27 Şubat 2011 Pazar

Siste Yürüyordum Duvara Çarptım

Ben yine birşeyler içtim dün gece. Yanımda sevdiğim insanlar vardı. Fazla dişinin bulunduğu ortamları pek sevmezdim ama son 1 senedir falan kız arkadaş sayımda fazlasıyla bir artış oldu.

Herneyse dün gece gittiğimiz mekanda dertlendikçe içelim diye hüzünlü şeyler çaldılar. Hepimiz ağlamaklı olduk.

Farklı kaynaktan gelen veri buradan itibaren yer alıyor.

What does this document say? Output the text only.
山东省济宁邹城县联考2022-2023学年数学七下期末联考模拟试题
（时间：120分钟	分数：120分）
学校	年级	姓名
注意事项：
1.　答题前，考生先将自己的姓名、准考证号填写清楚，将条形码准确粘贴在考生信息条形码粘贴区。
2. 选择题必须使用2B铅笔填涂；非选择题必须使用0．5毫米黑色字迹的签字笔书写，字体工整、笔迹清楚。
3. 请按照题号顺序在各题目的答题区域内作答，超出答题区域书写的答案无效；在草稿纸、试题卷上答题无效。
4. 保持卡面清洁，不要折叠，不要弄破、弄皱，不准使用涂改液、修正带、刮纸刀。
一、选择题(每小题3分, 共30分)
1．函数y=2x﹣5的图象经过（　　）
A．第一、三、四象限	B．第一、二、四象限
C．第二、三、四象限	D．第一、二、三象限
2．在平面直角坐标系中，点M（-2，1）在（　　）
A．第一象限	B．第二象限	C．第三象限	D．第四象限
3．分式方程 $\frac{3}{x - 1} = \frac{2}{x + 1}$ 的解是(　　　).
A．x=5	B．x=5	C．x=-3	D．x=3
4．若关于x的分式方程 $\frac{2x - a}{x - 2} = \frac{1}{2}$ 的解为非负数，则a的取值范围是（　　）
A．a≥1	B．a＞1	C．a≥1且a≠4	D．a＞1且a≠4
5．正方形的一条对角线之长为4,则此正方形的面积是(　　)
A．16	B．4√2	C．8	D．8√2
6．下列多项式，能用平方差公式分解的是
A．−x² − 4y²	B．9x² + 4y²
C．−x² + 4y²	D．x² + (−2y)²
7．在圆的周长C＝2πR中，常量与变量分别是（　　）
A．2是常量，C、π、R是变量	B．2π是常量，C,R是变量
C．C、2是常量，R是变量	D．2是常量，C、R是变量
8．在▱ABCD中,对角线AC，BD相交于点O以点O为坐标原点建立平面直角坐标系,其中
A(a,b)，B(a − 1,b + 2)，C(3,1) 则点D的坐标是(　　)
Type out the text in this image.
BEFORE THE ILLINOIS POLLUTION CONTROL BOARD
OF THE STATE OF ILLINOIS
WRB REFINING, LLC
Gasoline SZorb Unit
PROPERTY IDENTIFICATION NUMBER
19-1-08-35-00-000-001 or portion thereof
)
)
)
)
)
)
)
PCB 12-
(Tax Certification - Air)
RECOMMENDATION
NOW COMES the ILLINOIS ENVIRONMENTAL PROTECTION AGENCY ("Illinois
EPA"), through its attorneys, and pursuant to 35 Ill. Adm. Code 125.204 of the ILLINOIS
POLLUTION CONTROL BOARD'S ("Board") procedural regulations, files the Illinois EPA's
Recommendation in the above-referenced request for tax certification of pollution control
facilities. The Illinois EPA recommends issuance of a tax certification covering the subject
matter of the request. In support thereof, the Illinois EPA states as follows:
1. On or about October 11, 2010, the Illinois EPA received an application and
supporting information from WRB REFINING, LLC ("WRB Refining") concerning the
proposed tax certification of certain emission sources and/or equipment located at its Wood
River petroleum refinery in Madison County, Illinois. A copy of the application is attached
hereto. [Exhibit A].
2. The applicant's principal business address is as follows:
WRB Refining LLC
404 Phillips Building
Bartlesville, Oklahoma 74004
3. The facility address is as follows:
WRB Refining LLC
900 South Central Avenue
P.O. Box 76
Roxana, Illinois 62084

Klasik triplere girdik birer birer ve birer birer birbirimize çıkışmaya başladık. Herkes kimin ne derdi varsa ondan konuştu herkes içini döktü herkes ‘Sen doğrusun, sen yanlışsın’ dedi. İçlerinden bir tanesi -aynı zamanda çocukluk arkadaşım olur- bana döndü ve ‘Gerçekten ağlayamıyor musun? Duygularını çok mu iyi saklıyorsun yoksa gerçekte yoklar mı?!’ dedi. O an kafamı gözümü bir yerlere çarptım ya da galiba birisi kafama birşey fırlatıverdi.

Yanımda birileri varken ağlayamıyorum. Artık öyle bir hal aldı ki bu duygularımı görmezden gelme hali, yanımda kimse yokkende ağlayamıyorum. Çünkü kendi yanımda ben oluyorum. Hayır, ağlamak güçsüzlük göstergesi olduğundan değil. Ağladığımı gören insanları üzmek istemiyorum. Ne salakça bir düşünce. Kaldı ki ben benim tanıdığım en bencil insanlardan biriyim -en azından öyle sanıyordum-. Ama baksana başkalarını düşündüğümden ağlayamıyorum. Lanet olsun bencilim diyerek kendimi kandırdığım hergüne! Bana; ‘Duygusuz olmadığını biliyorum ama bazen bundan şüphe etmeme neden oluyorsun. Sanki biraz eşelesem hemen dökülüvercekmişsin gibi ama öyle anlar oluyor ki eşelediğimde birşeyler çıkmayacağından korkuyorum.’ dedi. Çok korktum. Çok.